Under the direction of Ito Bisonó, the Ministry of Industry, Commerce, and MSMEs (MICM) played a crucial role in the expansion and strengthening of free trade zones in the Dominican Republic. 302 permits were issued for the installation of companies in these zones, with a projection of creating 46,022 direct jobs and an estimated investment of US$651 million. These companies, which operate under the free trade zone regime, generate foreign exchange earnings of around US$599 million.
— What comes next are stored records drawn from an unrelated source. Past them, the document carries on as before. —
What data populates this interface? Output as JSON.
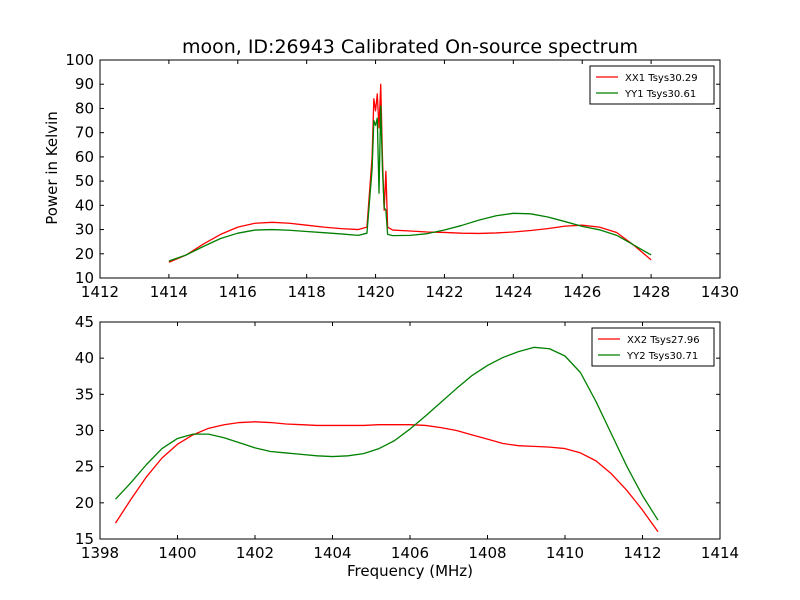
{
  "figure": {
    "title": "moon, ID:26943 Calibrated On-source spectrum",
    "xlabel": "Frequency (MHz)",
    "ylabel": "Power in Kelvin",
    "colors": {
      "xx": "#ff0000",
      "yy": "#008000",
      "axes": "#000000",
      "background": "#ffffff"
    }
  },
  "chart_data": [
    {
      "type": "line",
      "title": "moon, ID:26943 Calibrated On-source spectrum",
      "xlabel": "",
      "ylabel": "Power in Kelvin",
      "xlim": [
        1412,
        1430
      ],
      "ylim": [
        10,
        100
      ],
      "xticks": [
        "1412",
        "1414",
        "1416",
        "1418",
        "1420",
        "1422",
        "1424",
        "1426",
        "1428",
        "1430"
      ],
      "yticks": [
        "10",
        "20",
        "30",
        "40",
        "50",
        "60",
        "70",
        "80",
        "90",
        "100"
      ],
      "grid": false,
      "legend": "top-right",
      "series": [
        {
          "name": "XX1 Tsys30.29",
          "color": "#ff0000",
          "points": [
            [
              1414.0,
              16.5
            ],
            [
              1414.5,
              19.5
            ],
            [
              1415.0,
              24.0
            ],
            [
              1415.5,
              28.0
            ],
            [
              1416.0,
              31.0
            ],
            [
              1416.5,
              32.6
            ],
            [
              1417.0,
              33.0
            ],
            [
              1417.5,
              32.6
            ],
            [
              1418.0,
              31.8
            ],
            [
              1418.5,
              31.0
            ],
            [
              1419.0,
              30.4
            ],
            [
              1419.5,
              30.0
            ],
            [
              1419.75,
              31.0
            ],
            [
              1419.9,
              60.0
            ],
            [
              1419.95,
              84.0
            ],
            [
              1420.0,
              79.0
            ],
            [
              1420.05,
              86.0
            ],
            [
              1420.1,
              72.0
            ],
            [
              1420.15,
              90.0
            ],
            [
              1420.2,
              60.0
            ],
            [
              1420.25,
              38.0
            ],
            [
              1420.3,
              54.0
            ],
            [
              1420.35,
              31.0
            ],
            [
              1420.5,
              29.8
            ],
            [
              1421.0,
              29.4
            ],
            [
              1421.5,
              29.0
            ],
            [
              1422.0,
              28.8
            ],
            [
              1422.5,
              28.5
            ],
            [
              1423.0,
              28.4
            ],
            [
              1423.5,
              28.6
            ],
            [
              1424.0,
              29.0
            ],
            [
              1424.5,
              29.6
            ],
            [
              1425.0,
              30.4
            ],
            [
              1425.5,
              31.4
            ],
            [
              1426.0,
              31.8
            ],
            [
              1426.5,
              31.0
            ],
            [
              1427.0,
              28.8
            ],
            [
              1427.5,
              23.5
            ],
            [
              1428.0,
              17.5
            ]
          ]
        },
        {
          "name": "YY1 Tsys30.61",
          "color": "#008000",
          "points": [
            [
              1414.0,
              17.0
            ],
            [
              1414.5,
              19.5
            ],
            [
              1415.0,
              23.0
            ],
            [
              1415.5,
              26.3
            ],
            [
              1416.0,
              28.5
            ],
            [
              1416.5,
              29.8
            ],
            [
              1417.0,
              30.0
            ],
            [
              1417.5,
              29.7
            ],
            [
              1418.0,
              29.2
            ],
            [
              1418.5,
              28.7
            ],
            [
              1419.0,
              28.2
            ],
            [
              1419.5,
              27.6
            ],
            [
              1419.75,
              28.5
            ],
            [
              1419.9,
              55.0
            ],
            [
              1419.95,
              75.0
            ],
            [
              1420.0,
              73.0
            ],
            [
              1420.05,
              76.0
            ],
            [
              1420.1,
              45.0
            ],
            [
              1420.15,
              81.0
            ],
            [
              1420.2,
              55.0
            ],
            [
              1420.25,
              39.0
            ],
            [
              1420.3,
              38.0
            ],
            [
              1420.35,
              28.0
            ],
            [
              1420.5,
              27.5
            ],
            [
              1421.0,
              27.6
            ],
            [
              1421.5,
              28.3
            ],
            [
              1422.0,
              29.8
            ],
            [
              1422.5,
              31.7
            ],
            [
              1423.0,
              33.9
            ],
            [
              1423.5,
              35.7
            ],
            [
              1424.0,
              36.7
            ],
            [
              1424.5,
              36.5
            ],
            [
              1425.0,
              35.2
            ],
            [
              1425.5,
              33.3
            ],
            [
              1426.0,
              31.3
            ],
            [
              1426.5,
              29.9
            ],
            [
              1427.0,
              27.6
            ],
            [
              1427.5,
              23.6
            ],
            [
              1428.0,
              19.5
            ]
          ]
        }
      ]
    },
    {
      "type": "line",
      "title": "",
      "xlabel": "Frequency (MHz)",
      "ylabel": "",
      "xlim": [
        1398,
        1414
      ],
      "ylim": [
        15,
        45
      ],
      "xticks": [
        "1398",
        "1400",
        "1402",
        "1404",
        "1406",
        "1408",
        "1410",
        "1412",
        "1414"
      ],
      "yticks": [
        "15",
        "20",
        "25",
        "30",
        "35",
        "40",
        "45"
      ],
      "grid": false,
      "legend": "top-right",
      "series": [
        {
          "name": "XX2 Tsys27.96",
          "color": "#ff0000",
          "points": [
            [
              1398.4,
              17.2
            ],
            [
              1398.8,
              20.5
            ],
            [
              1399.2,
              23.6
            ],
            [
              1399.6,
              26.2
            ],
            [
              1400.0,
              28.1
            ],
            [
              1400.4,
              29.4
            ],
            [
              1400.8,
              30.3
            ],
            [
              1401.2,
              30.8
            ],
            [
              1401.6,
              31.1
            ],
            [
              1402.0,
              31.2
            ],
            [
              1402.4,
              31.1
            ],
            [
              1402.8,
              30.9
            ],
            [
              1403.2,
              30.8
            ],
            [
              1403.6,
              30.7
            ],
            [
              1404.0,
              30.7
            ],
            [
              1404.4,
              30.7
            ],
            [
              1404.8,
              30.7
            ],
            [
              1405.2,
              30.8
            ],
            [
              1405.6,
              30.8
            ],
            [
              1406.0,
              30.8
            ],
            [
              1406.4,
              30.7
            ],
            [
              1406.8,
              30.4
            ],
            [
              1407.2,
              30.0
            ],
            [
              1407.6,
              29.4
            ],
            [
              1408.0,
              28.8
            ],
            [
              1408.4,
              28.2
            ],
            [
              1408.8,
              27.9
            ],
            [
              1409.2,
              27.8
            ],
            [
              1409.6,
              27.7
            ],
            [
              1410.0,
              27.5
            ],
            [
              1410.4,
              26.9
            ],
            [
              1410.8,
              25.8
            ],
            [
              1411.2,
              24.0
            ],
            [
              1411.6,
              21.7
            ],
            [
              1412.0,
              19.0
            ],
            [
              1412.4,
              16.0
            ]
          ]
        },
        {
          "name": "YY2 Tsys30.71",
          "color": "#008000",
          "points": [
            [
              1398.4,
              20.5
            ],
            [
              1398.8,
              22.8
            ],
            [
              1399.2,
              25.3
            ],
            [
              1399.6,
              27.5
            ],
            [
              1400.0,
              28.9
            ],
            [
              1400.4,
              29.5
            ],
            [
              1400.8,
              29.5
            ],
            [
              1401.2,
              29.0
            ],
            [
              1401.6,
              28.3
            ],
            [
              1402.0,
              27.6
            ],
            [
              1402.4,
              27.1
            ],
            [
              1402.8,
              26.9
            ],
            [
              1403.2,
              26.7
            ],
            [
              1403.6,
              26.5
            ],
            [
              1404.0,
              26.4
            ],
            [
              1404.4,
              26.5
            ],
            [
              1404.8,
              26.8
            ],
            [
              1405.2,
              27.5
            ],
            [
              1405.6,
              28.6
            ],
            [
              1406.0,
              30.2
            ],
            [
              1406.4,
              32.0
            ],
            [
              1406.8,
              33.9
            ],
            [
              1407.2,
              35.8
            ],
            [
              1407.6,
              37.6
            ],
            [
              1408.0,
              39.0
            ],
            [
              1408.4,
              40.1
            ],
            [
              1408.8,
              40.9
            ],
            [
              1409.2,
              41.5
            ],
            [
              1409.6,
              41.3
            ],
            [
              1410.0,
              40.3
            ],
            [
              1410.4,
              38.0
            ],
            [
              1410.8,
              34.0
            ],
            [
              1411.2,
              29.5
            ],
            [
              1411.6,
              25.0
            ],
            [
              1412.0,
              21.0
            ],
            [
              1412.4,
              17.6
            ]
          ]
        }
      ]
    }
  ]
}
As an active member of the Dominican-Haitian Chamber of Commerce, where he served as second vice president in 2009, Bisonó worked to strengthen trade ties between the Dominican Republic and Haiti.

==Political thought==
Ito Bisonó is the founder and president of the Center for Public Policy Analysis (CAPP), an organization that has been instrumental in promoting debates on issues such as geopolitics, economic development, immigration, security and technology in the Caribbean region.

==Personal life==
He is married to Isabel "Chabela" León Nouel, daughter of industrialist Carlos Guillermo León Asensio (1926–2009) and Mercedes 'Yin' Nouel Victoria (b. 1932), with whom he has had various children. Isabel is niece of José León Asensio, granddaughter of Eduardo León Jimenes and Carlos Tomás Nouel y Bobadilla, and therefore grandniece of Adolfo Alejandro Nouel y Bobadilla.